Damon didn’t feel much like painting tonight. If he went home, he’d end up wasting time watching internet videos. There was nothing for him to get home to. “Sure.” He followed after them.
He hadn’t been to the Starlight Cafe in ages, not since he saw Lisa there when she was on vacation. The place reminded him too much of her. He thought about bailing out on the reading altogether at the last minute, but instead took a deep breath and went inside. The coffee shop was bursting at the seams with people. Every table was taken, and people leaned against the walls at the back of the shop.
“We’re too late to get a seat,” Colin whispered to Chloe who immediately shushed him and pointed to the stage.
A voice rose into the air. “Welcome out.”
Damon knew it before he looked up. As he looked over the sea of heads he couldn’t believe what he saw, Lisa standing at the front of the room with a microphone. Her hair was short now; the curls cropped closely to her head in a fade. She wore her standard all black, and her face seemed to glow. “We’re a little late getting started, so I’ll skip the announcements and get right into things. If you want to read the sign-up sheet is at the back of the room.”
“Is that the owner?” he whispered to Colin who nodded to respond.
It didn’t seem possible. How long had Lisa owned the Starlight Cafe? Had she and Richard decided to move back to St. Pete or had they broken up? He was so full of questions and feelings that he wanted to rush up to the stage and demand answers.
“I usually start us out with something I’ve been working on. Today I have a poem that I wrote late last night, so it’s still rough. It’s about regret. We all have it, but sometimes it can start to take over your life. I have a ton of regrets, and there is one that I’ve been thinking about a lot lately.
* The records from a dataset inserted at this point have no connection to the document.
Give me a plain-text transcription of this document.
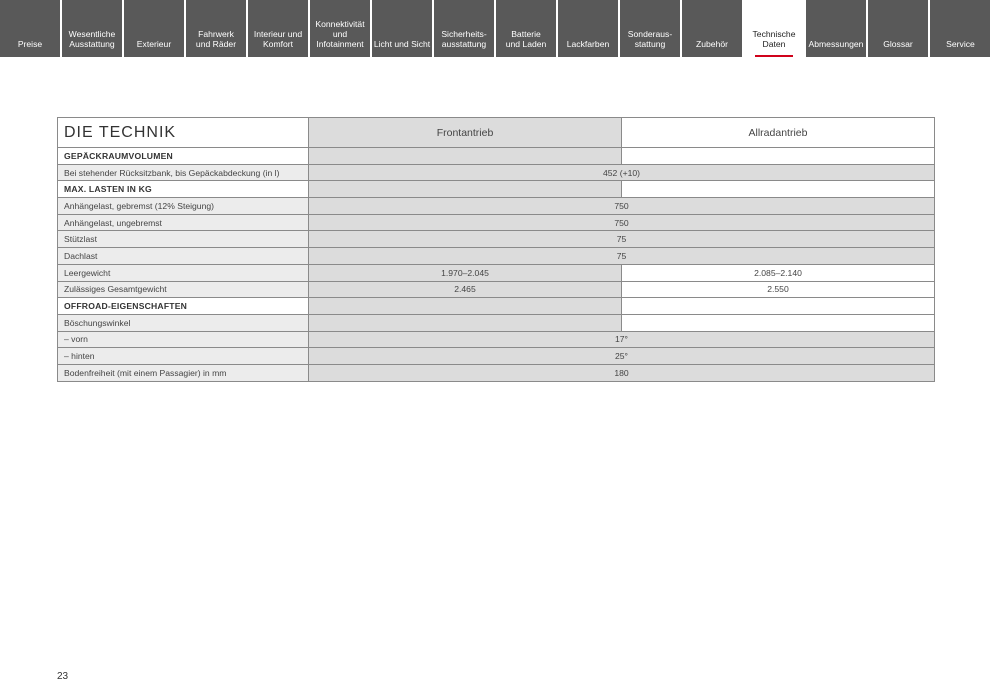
Preise
Wesentliche
Ausstattung	Exterieur
Fahrwerk
und Räder
Interieur und
Komfort
Konnektivität
und
Infotainment	Licht und Sicht
Sicherheits-
ausstattung
Batterie
und Laden	Lackfarben
Sonderaus-
stattung	Zubehör
Technische
Daten	Abmessungen	Glossar	Service
DIE TECHNIK	Frontantrieb	Allradantrieb
GEPÄCKRAUMVOLUMEN		
Bei stehender Rücksitzbank, bis Gepäckabdeckung (in l)	452 (+10)	
MAX. LASTEN IN KG		
Anhängelast, gebremst (12% Steigung)	750	
Anhängelast, ungebremst	750	
Stützlast	75	
Dachlast	75	
Leergewicht	1.970–2.045	2.085–2.140
Zulässiges Gesamtgewicht	2.465	2.550
OFFROAD-EIGENSCHAFTEN		
Böschungswinkel		
– vorn	17°	
– hinten	25°	
Bodenfreiheit (mit einem Passagier) in mm	180	
23
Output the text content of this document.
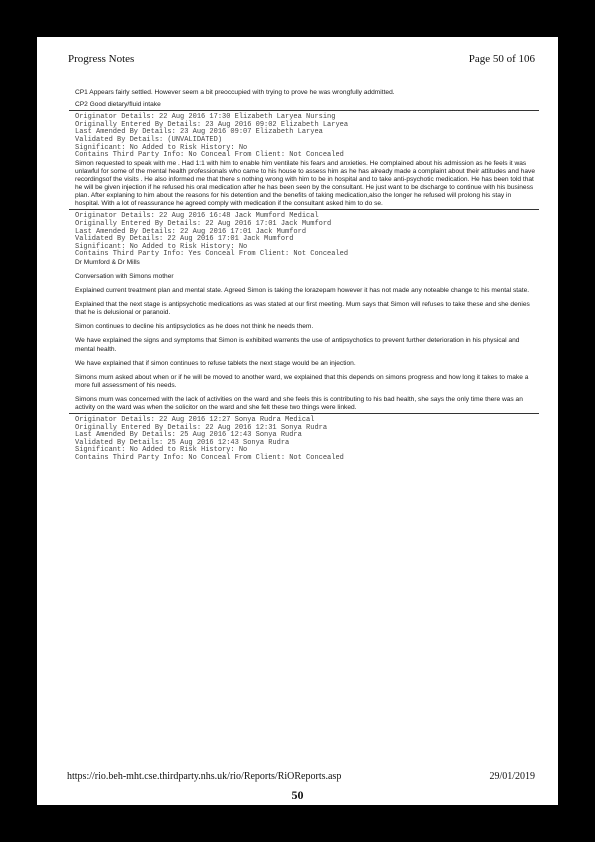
Progress Notes	Page 50 of 106

CP1 Appears fairly settled. However seem a bit preoccupied with trying to prove he was wrongfully addmitted.

CP2 Good dietary/fluid intake

Originator Details: 22 Aug 2016 17:30 Elizabeth Laryea Nursing
Originally Entered By Details: 23 Aug 2016 09:02 Elizabeth Laryea
Last Amended By Details: 23 Aug 2016 09:07 Elizabeth Laryea
Validated By Details: (UNVALIDATED)
Significant: No Added to Risk History: No
Contains Third Party Info: No Conceal From Client: Not Concealed

Simon requested to speak with me . Had 1:1 with him to enable him ventilate his fears and anxieties. He complained about his admission as he feels it was unlawful for some of the mental health professionals who came to his house to assess him as he has already made a complaint about their attitudes and have recordingsof the visits . He also informed me that there s nothing wrong with him to be in hospital and to take anti-psychotic medication. He has been told that he will be given injection if he refused his oral medication after he has been seen by the consultant. He just want to be dscharge to continue with his business plan. After explaning to him about the reasons for his detention and the benefits of taking medication,also the longer he refused will prolong his stay in hospital. With a lot of reassurance he agreed comply with medication if the consultant asked him to do se.

Originator Details: 22 Aug 2016 16:48 Jack Mumford Medical
Originally Entered By Details: 22 Aug 2016 17:01 Jack Mumford
Last Amended By Details: 22 Aug 2016 17:01 Jack Mumford
Validated By Details: 22 Aug 2016 17:01 Jack Mumford
Significant: No Added to Risk History: No
Contains Third Party Info: Yes Conceal From Client: Not Concealed

Dr Mumford & Dr Mills

Conversation with Simons mother

Explained current treatment plan and mental state. Agreed Simon is taking the lorazepam however it has not made any noteable change tc his mental state.

Explained that the next stage is antipsychotic medications as was stated at our first meeting. Mum says that Simon will refuses to take these and she denies that he is delusional or paranoid.

Simon continues to decline his antipsyclotics as he does not think he needs them.

We have explained the signs and symptoms that Simon is exhibited warrents the use of antipsychotics to prevent further deterioration in his physical and mental health.

We have explained that if simon continues to refuse tablets the next stage would be an injection.

Simons mum asked about when or if he will be moved to another ward, we explained that this depends on simons progress and how long it takes to make a more full assessment of his needs.

Simons mum was concerned with the lack of activities on the ward and she feels this is contributing to his bad health, she says the only time there was an activity on the ward was when the solicitor on the ward and she felt these two things were linked.

Originator Details: 22 Aug 2016 12:27 Sonya Rudra Medical
Originally Entered By Details: 22 Aug 2016 12:31 Sonya Rudra
Last Amended By Details: 25 Aug 2016 12:43 Sonya Rudra
Validated By Details: 25 Aug 2016 12:43 Sonya Rudra
Significant: No Added to Risk History: No
Contains Third Party Info: No Conceal From Client: Not Concealed
https://rio.beh-mht.cse.thirdparty.nhs.uk/rio/Reports/RiOReports.asp	29/01/2019
50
I wonder how my life would be different now if I’d made another choice. I’m sure some of you know what I mean.” She looked down at the piece of paper in her hand. “I should stop explaining and just read, right?”
A smattering of applause rippled through the audience. She was actually reading her work aloud before a group, something he’d encouraged her to do from the start. He knew she could command an audience.
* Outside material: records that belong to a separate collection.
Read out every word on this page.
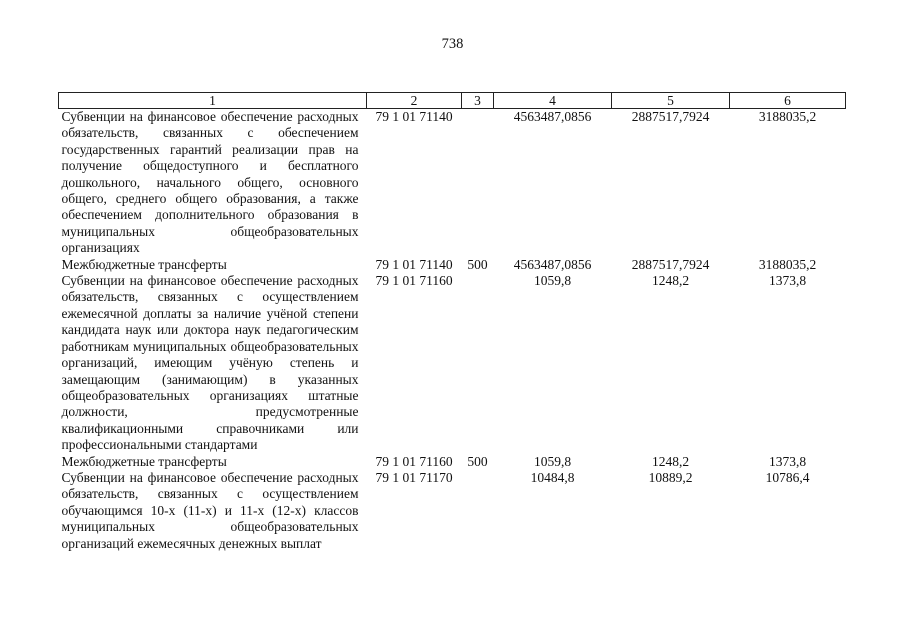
738
1	2	3	4	5	6
Субвенции на финансовое обеспечение расходных обязательств, связанных с обеспечением государственных гарантий реализации прав на получение общедоступного и бесплатного дошкольного, начального общего, основного общего, среднего общего образования, а также обеспечением дополнительного образования в муниципальных общеобразовательных организациях	79 1 01 71140		4563487,0856	2887517,7924	3188035,2
Межбюджетные трансферты	79 1 01 71140	500	4563487,0856	2887517,7924	3188035,2
Субвенции на финансовое обеспечение расходных обязательств, связанных с осуществлением ежемесячной доплаты за наличие учёной степени кандидата наук или доктора наук педагогическим работникам муниципальных общеобразовательных организаций, имеющим учёную степень и замещающим (занимающим) в указанных общеобразовательных организациях штатные должности, предусмотренные квалификационными справочниками или профессиональными стандартами	79 1 01 71160		1059,8	1248,2	1373,8
Межбюджетные трансферты	79 1 01 71160	500	1059,8	1248,2	1373,8
Субвенции на финансовое обеспечение расходных обязательств, связанных с осуществлением обучающимся 10-х (11-х) и 11-х (12-х) классов муниципальных общеобразовательных организаций ежемесячных денежных выплат	79 1 01 71170		10484,8	10889,2	10786,4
“I haven’t named this one yet. I’m willing to take suggestions if any of you can come up with a title.”
When I left you
You could not see my eyes
Rimmed in red
Distance can hide anguish
Voices can bury hurt in words left unsaid
I thought I knew the truth then
A truth too difficult for you to see
For your visions blinded you
Wrapping you in a fog of dreams
I am no visionary
Small and simple
Vast and magical
We did not fit
So I let you go
Filling my pain with mistakes from my past
Thinking it was for the best
I was wrong
My bruised heart longs to undo my mistakes
My sleep dampened by tears of regret
Hoping for you
But you are sharing your visions with another
And I am here
My world a little bigger
Reaching for visions of my own
Wishing I could share them with you
Damon’s heart thumped with joy at the realization that she was thinking about him too. All this time she looked to their relationship as something good that she wanted to go back to. She wanted him now as much as he wanted her.
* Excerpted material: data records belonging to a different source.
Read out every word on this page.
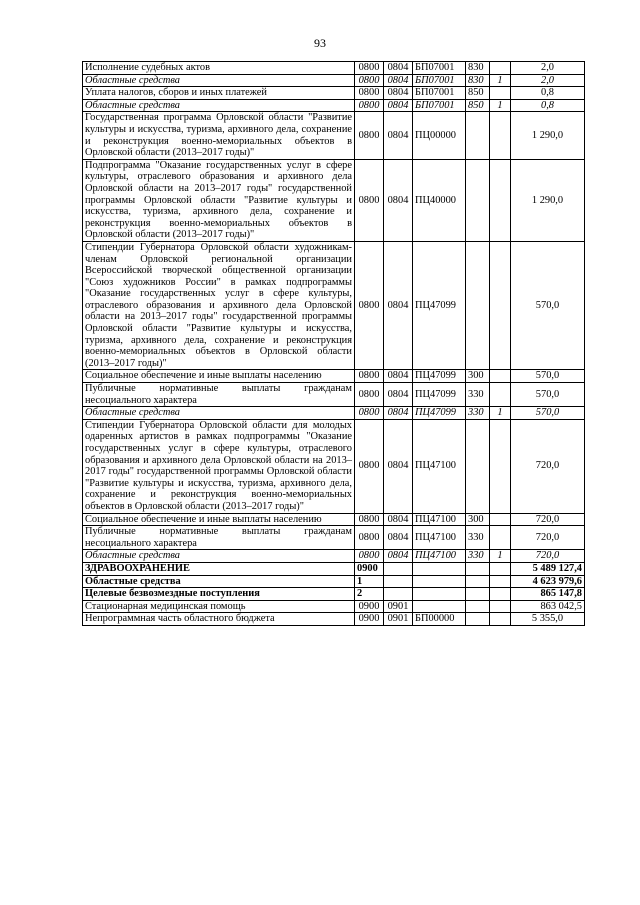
93
Исполнение судебных актов	0800	0804	БП07001	830		2,0
Областные средства	0800	0804	БП07001	830	1	2,0
Уплата налогов, сборов и иных платежей	0800	0804	БП07001	850		0,8
Областные средства	0800	0804	БП07001	850	1	0,8
Государственная программа Орловской области "Развитие культуры и искусства, туризма, архивного дела, сохранение и реконструкция военно-мемориальных объектов в Орловской области (2013–2017 годы)"	0800	0804	ПЦ00000			1 290,0
Подпрограмма "Оказание государственных услуг в сфере культуры, отраслевого образования и архивного дела Орловской области на 2013–2017 годы" государственной программы Орловской области "Развитие культуры и искусства, туризма, архивного дела, сохранение и реконструкция военно-мемориальных объектов в Орловской области (2013–2017 годы)"	0800	0804	ПЦ40000			1 290,0
Стипендии Губернатора Орловской области художникам-членам Орловской региональной организации Всероссийской творческой общественной организации "Союз художников России" в рамках подпрограммы "Оказание государственных услуг в сфере культуры, отраслевого образования и архивного дела Орловской области на 2013–2017 годы" государственной программы Орловской области "Развитие культуры и искусства, туризма, архивного дела, сохранение и реконструкция военно-мемориальных объектов в Орловской области (2013–2017 годы)"	0800	0804	ПЦ47099			570,0
Социальное обеспечение и иные выплаты населению	0800	0804	ПЦ47099	300		570,0
Публичные нормативные выплаты гражданам несоциального характера	0800	0804	ПЦ47099	330		570,0
Областные средства	0800	0804	ПЦ47099	330	1	570,0
Стипендии Губернатора Орловской области для молодых одаренных артистов в рамках подпрограммы "Оказание государственных услуг в сфере культуры, отраслевого образования и архивного дела Орловской области на 2013–2017 годы" государственной программы Орловской области "Развитие культуры и искусства, туризма, архивного дела, сохранение и реконструкция военно-мемориальных объектов в Орловской области (2013–2017 годы)"	0800	0804	ПЦ47100			720,0
Социальное обеспечение и иные выплаты населению	0800	0804	ПЦ47100	300		720,0
Публичные нормативные выплаты гражданам несоциального характера	0800	0804	ПЦ47100	330		720,0
Областные средства	0800	0804	ПЦ47100	330	1	720,0
ЗДРАВООХРАНЕНИЕ	0900					5 489 127,4
Областные средства	1					4 623 979,6
Целевые безвозмездные поступления	2					865 147,8
Стационарная медицинская помощь	0900	0901				863 042,5
Непрограммная часть областного бюджета	0900	0901	БП00000			5 355,0
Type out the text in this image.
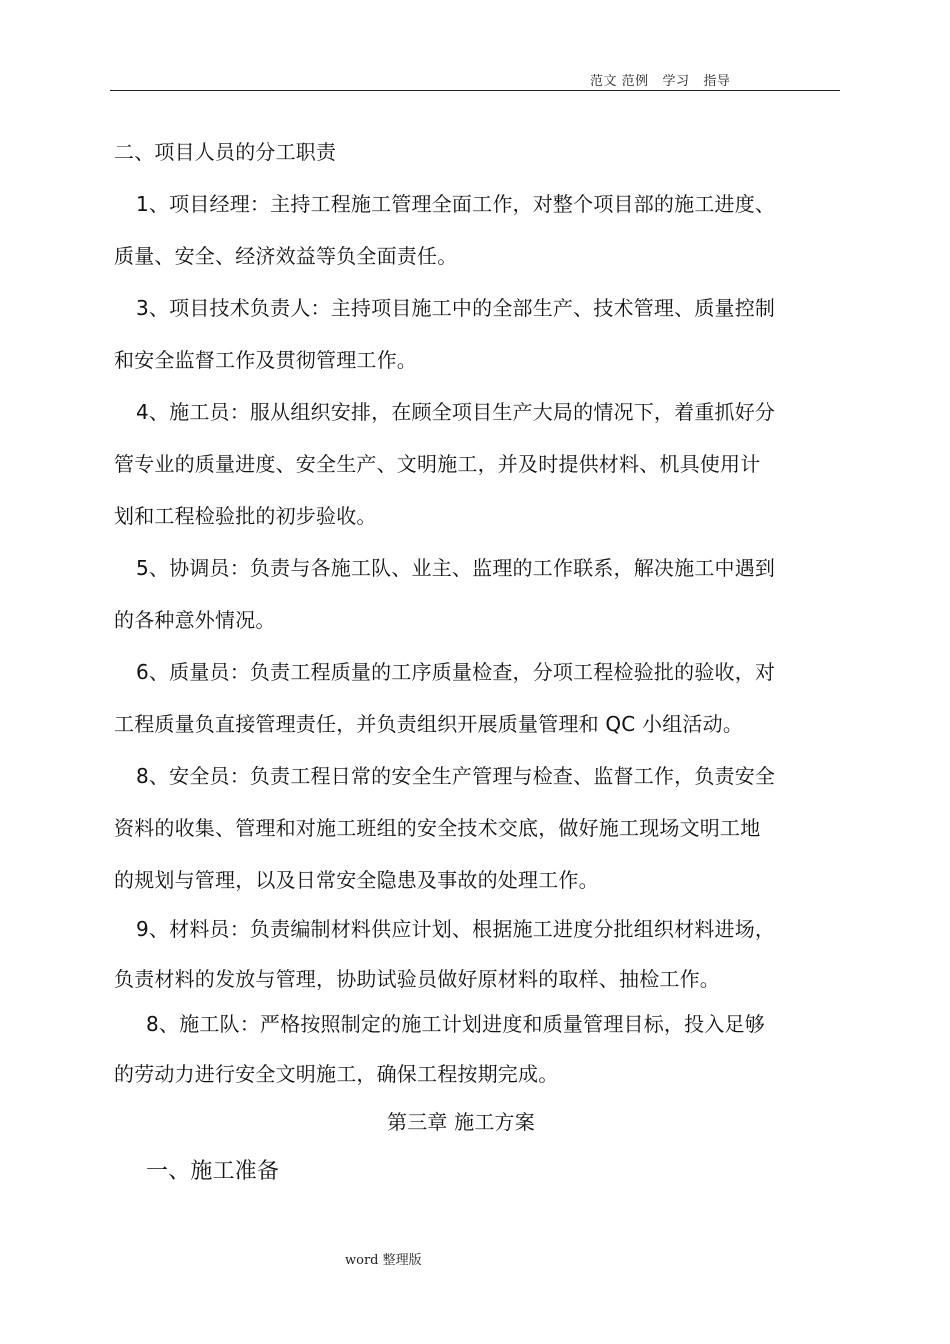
范文 范例   学习   指导
二、项目人员的分工职责
1、项目经理：主持工程施工管理全面工作，对整个项目部的施工进度、
质量、安全、经济效益等负全面责任。
3、项目技术负责人：主持项目施工中的全部生产、技术管理、质量控制
和安全监督工作及贯彻管理工作。
4、施工员：服从组织安排，在顾全项目生产大局的情况下，着重抓好分
管专业的质量进度、安全生产、文明施工，并及时提供材料、机具使用计
划和工程检验批的初步验收。
5、协调员：负责与各施工队、业主、监理的工作联系，解决施工中遇到
的各种意外情况。
6、质量员：负责工程质量的工序质量检查，分项工程检验批的验收，对
工程质量负直接管理责任，并负责组织开展质量管理和 QC 小组活动。
8、安全员：负责工程日常的安全生产管理与检查、监督工作，负责安全
资料的收集、管理和对施工班组的安全技术交底，做好施工现场文明工地
的规划与管理，以及日常安全隐患及事故的处理工作。
9、材料员：负责编制材料供应计划、根据施工进度分批组织材料进场，
负责材料的发放与管理，协助试验员做好原材料的取样、抽检工作。
8、施工队：严格按照制定的施工计划进度和质量管理目标，投入足够
的劳动力进行安全文明施工，确保工程按期完成。
第三章 施工方案
一、施工准备
word 整理版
When she turned the microphone over to the next poet, she sat in an empty chair near the front. Damon stood against the back wall watching her as the other people read. He didn’t know if any of the other poets were good. Their words floated over him like a fog. He was enveloped in the wonder that Lisa had become. She always said that he painted her better than she really was. That was because he saw the woman she could be in her eyes. The business owner who writes poetry that makes people feel. The confident woman who can stand in front of a crowd and bare her heart.
He didn’t know if she noticed him in the back of the room as she read her poem. If she had, she didn’t let on. When the reading was over, he squeezed through the crowd to see her, anticipating what she might say when she discovered that he was there, that he missed her too, that he thought they deserved another chance. She was at the front of the room surrounded by admirers, but she noticed him before he reached her. She politely excused herself from her conversation and started walking toward him. A smile played across her face. It was like they’d never been apart. It was like it was always supposed to be.